I use Scikit Learn with Python for all of my ML projects. It's really easy and straightforward to use and get of the ground.
I've done quite a bit of text mining work. If you're interested in tweets and sentiment, this was a good dataset:
http://thinknook.com/twitter-sentiment-analysis-training-corpus-dataset-2012-09-22/
I've done a lot of random stuff in machine learning. What specifically are you interested in?
Ooh, this is definitely the sort of thing I'm looking for. I'm not sure if I'm looking for any particular type of data set at this point other than something that'll help me maintain interest. I guess if I had to choose, I'd pick stock prices and brain scan data. Brain scans seem just inherently interesting, and stock prices because it seems like being able to predict even incrementally better than what I can do without machine learning would have some tangible value.
Hmm, well stock prices have tons of datasets out there, since it's one of the most popular applications for ML out there. A google search turned up this, which looks pretty good:
https://archive.ics.uci.edu/ml/datasets/dow+jones+index
http://pages.swcp.com/stocks/
There's a ton more out there for stocks. Brain scans also seem to have sources:
http://www.oasis-brains.org
http://brain-development.org/ixi-dataset/
A note on brain scan data, you will probably have to do some image processing on those, depending on which method you use. Methods like Principle Component Analysis (PCA) and Cascade classifiers are really popular. For image based applications, definitely also have a look at OpenCV, (available in many different languages, including Python and C++) in conjunction with an ML library.
Generally, the more obscure the problem, the less data there is. I recently did some work on bank strength testing with machine learning techniques. The idea was that we wanted to predict if a bank would fail based on historical data, given some variables. We used a support vector machine model to classify banks as safe or unsafe. Problem is that there isn't a ton of data out there, especially for banks after the financial crisis, and especially for banks that failed. The results were pretty decent all things considered, but it's a good example of where data shortages can occur.
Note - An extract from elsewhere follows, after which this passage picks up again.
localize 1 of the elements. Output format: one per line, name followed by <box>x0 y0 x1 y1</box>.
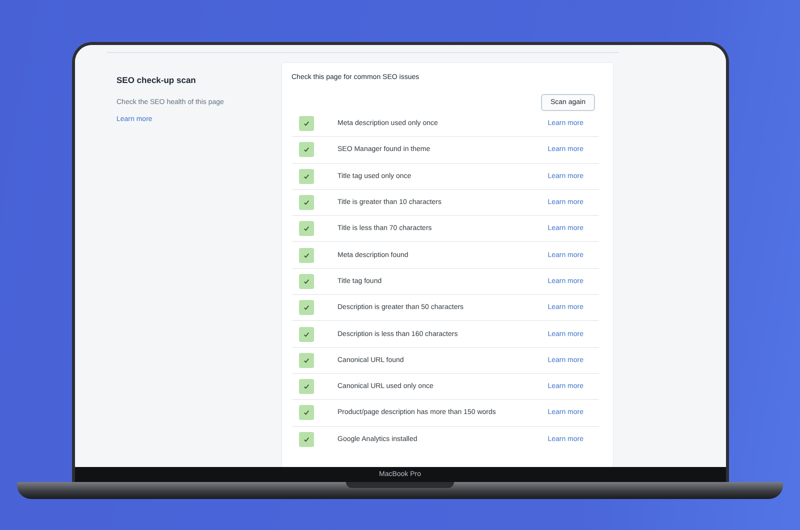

A lot of ML tho is just about formulating the problem in a way that it's solvable through ML techniques. Things like selecting variables, finding good data with those variables, etc. are where a lot of the work is. Then comparing the different methods. ML is really hit or miss though, in that either works really well or just is a terrible idea for any given application. Still really interesting though, one way or another!